Hip hip hurray.  For those of you that don't know my annual emotional cycle, I am completely unfriendly from say mid February to 4/15 every year as I procrastinate over taxes.  I was not always like this.  Decades ago I actually got refunds, even after we were married.,  Alas for years and years, we are either supporting a dependent family of six or as I would prefer to view it, helping defend the world from terrorists.  So now, post filing, I can clear the decks of all the books I have read as evasion tactics from dealing with the IRS.  This year, I am so fed up, I am coming over to the value added side.

But for this weekend's book.  I believe it was recommended by the NY Post (as I refuse to buy the Sunday NYT's and only get week day versions when I have time during lunch at my desk to do the crossword puzzle).  The book is To Be a Machine by Mark O'Connell and I will see if the library has any other of his books because this guy can write.  OK OK I acknowledge my bias towards Irish writers and their gifts of gab.

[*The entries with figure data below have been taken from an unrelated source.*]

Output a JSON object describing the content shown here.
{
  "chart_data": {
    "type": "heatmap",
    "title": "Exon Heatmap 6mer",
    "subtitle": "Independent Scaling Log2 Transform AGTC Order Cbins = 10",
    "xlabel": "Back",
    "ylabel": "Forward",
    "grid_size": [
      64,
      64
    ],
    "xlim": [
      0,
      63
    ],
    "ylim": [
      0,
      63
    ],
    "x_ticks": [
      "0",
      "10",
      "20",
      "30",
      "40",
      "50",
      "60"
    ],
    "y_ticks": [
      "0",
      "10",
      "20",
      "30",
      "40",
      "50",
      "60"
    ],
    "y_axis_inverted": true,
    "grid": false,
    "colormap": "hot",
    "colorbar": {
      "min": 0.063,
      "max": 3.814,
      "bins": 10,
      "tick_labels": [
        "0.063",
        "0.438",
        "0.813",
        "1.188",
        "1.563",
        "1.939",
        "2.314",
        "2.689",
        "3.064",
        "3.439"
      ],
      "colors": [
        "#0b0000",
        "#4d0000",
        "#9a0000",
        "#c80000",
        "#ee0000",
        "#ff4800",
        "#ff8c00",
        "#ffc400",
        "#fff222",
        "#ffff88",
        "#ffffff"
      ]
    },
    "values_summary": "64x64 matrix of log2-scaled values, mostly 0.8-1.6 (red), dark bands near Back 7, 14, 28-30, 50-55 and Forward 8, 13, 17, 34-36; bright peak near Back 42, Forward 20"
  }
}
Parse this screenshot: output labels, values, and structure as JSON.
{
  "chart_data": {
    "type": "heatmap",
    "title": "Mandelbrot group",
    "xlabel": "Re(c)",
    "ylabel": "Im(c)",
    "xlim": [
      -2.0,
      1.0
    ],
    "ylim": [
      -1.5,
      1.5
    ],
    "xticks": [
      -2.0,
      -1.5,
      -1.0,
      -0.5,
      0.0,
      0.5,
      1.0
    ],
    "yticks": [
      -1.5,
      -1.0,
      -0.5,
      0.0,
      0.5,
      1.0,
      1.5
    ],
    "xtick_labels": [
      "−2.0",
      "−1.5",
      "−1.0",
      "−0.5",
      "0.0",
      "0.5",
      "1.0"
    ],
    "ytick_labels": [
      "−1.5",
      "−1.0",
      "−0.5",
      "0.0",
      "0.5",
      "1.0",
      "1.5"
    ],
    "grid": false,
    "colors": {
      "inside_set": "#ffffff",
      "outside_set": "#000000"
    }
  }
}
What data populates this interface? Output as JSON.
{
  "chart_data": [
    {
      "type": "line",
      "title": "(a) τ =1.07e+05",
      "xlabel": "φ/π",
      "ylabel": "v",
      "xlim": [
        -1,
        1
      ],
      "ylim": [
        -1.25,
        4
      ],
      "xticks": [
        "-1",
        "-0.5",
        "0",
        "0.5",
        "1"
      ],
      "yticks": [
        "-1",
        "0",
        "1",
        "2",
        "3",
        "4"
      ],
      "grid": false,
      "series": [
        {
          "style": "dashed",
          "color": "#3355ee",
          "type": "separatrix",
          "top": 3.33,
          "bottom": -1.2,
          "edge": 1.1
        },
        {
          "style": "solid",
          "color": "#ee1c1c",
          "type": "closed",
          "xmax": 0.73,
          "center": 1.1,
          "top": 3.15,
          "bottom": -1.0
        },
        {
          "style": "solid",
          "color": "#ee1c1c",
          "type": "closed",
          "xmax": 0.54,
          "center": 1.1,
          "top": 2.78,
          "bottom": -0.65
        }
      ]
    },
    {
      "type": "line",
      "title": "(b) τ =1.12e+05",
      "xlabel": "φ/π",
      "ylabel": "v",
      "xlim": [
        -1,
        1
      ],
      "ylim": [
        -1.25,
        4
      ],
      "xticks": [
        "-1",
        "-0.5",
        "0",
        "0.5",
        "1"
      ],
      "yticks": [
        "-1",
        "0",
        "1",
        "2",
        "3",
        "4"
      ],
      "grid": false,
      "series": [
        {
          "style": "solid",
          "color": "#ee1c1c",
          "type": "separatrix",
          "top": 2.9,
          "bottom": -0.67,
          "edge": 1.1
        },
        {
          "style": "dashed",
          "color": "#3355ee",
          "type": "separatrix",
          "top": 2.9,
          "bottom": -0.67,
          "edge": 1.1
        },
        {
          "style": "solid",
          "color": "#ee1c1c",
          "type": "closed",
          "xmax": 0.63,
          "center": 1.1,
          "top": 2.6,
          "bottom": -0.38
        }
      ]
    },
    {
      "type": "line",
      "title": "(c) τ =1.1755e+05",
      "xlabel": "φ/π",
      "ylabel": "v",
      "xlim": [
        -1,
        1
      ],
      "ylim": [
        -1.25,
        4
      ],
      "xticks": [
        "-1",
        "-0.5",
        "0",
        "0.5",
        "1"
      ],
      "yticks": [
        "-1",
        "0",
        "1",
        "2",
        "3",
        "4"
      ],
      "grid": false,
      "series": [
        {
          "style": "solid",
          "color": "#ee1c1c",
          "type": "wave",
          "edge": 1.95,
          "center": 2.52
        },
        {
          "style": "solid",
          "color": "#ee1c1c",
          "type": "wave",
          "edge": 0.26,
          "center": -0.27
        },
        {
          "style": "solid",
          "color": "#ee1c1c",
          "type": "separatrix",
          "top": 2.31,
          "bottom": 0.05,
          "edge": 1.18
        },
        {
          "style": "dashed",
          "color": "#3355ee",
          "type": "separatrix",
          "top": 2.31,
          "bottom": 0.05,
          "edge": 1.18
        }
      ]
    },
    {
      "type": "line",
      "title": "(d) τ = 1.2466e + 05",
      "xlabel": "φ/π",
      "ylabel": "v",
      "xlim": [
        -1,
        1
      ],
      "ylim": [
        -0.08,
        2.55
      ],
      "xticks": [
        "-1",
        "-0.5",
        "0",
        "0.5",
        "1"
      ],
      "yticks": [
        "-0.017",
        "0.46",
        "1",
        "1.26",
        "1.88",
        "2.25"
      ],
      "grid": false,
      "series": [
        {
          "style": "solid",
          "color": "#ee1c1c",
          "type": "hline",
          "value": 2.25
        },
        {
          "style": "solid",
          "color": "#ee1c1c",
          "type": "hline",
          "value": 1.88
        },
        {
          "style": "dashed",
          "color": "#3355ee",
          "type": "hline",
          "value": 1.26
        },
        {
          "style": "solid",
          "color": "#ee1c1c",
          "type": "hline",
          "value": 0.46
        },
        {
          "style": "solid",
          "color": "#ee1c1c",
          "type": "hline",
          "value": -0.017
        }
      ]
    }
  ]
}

In a way, O'Connell reminds me of A J Jacobs and his Mr Know It All, reading the entire encyclopedia Britannica or his other book about trying every diet known the man.  It is loaded with healthy skepticism and subtle mockery.  O'Connell here chooses to explore the world of transhumanism, a religion/philosophy/at least a movement that human brains can be coded and upload to other platforms and thereby obtain immortality.

At its essence, this posits that human life is entirely about problem solving and the brain is ultimately hierarchical above the body.  O'Connell knows his literature, religions and philosophy and debunks this movement as something new, comparing it to many other eternal quests to deny animal death of our "meat" and live forever.  He also slants his research to show it is a movement of West Coast geeks who define men as CPUs (I guess because they are all like characters on The Big Bang and cannot deal with their sexuality and other human/mammal emotions.

O'Connell mentions his young son and who his emotions and view of life changed with his birth.  He is less obvious in itemizing the non-intellectual joys of every day life.  What intellectual reward do I get from trimming bushes, chopping salad ingredients, god forbid dusting?  Simple daily pleasures and the fulfillment of family or career related tasks do not factor into transhumanism.  A disembodied brain does not have to go to the grocery store, listen to a concert or enjoy breaking the speed limit ... it has to make routine machine like decisions and of course a computer can do that better and perpetuate a person's algorithms.

He describes the key followers/leaders of this front as white male geeks and the multimillionaire computer company founders who support them, men who think machines are the evolutionary next step to humanity.  So who are they SysOps?  Who controls the maintenance and update cycles?  Who deals with power outages?  If my immortality and memory for my scions relied on on techies similarly talented to those I have today, I would not want my endless life dependent on reboots or bad system code.

Strangely, this book might drive me back to finish my book on Egyptian hieroglyphics, a book that tried to instruct humans centuries ago how to expect to live forever through being embalmed, entombed and cast to the heavens.  Alas, We Are Stardust, We Are Golden and the way back to the Garden isn't in bits of zeroes and ones.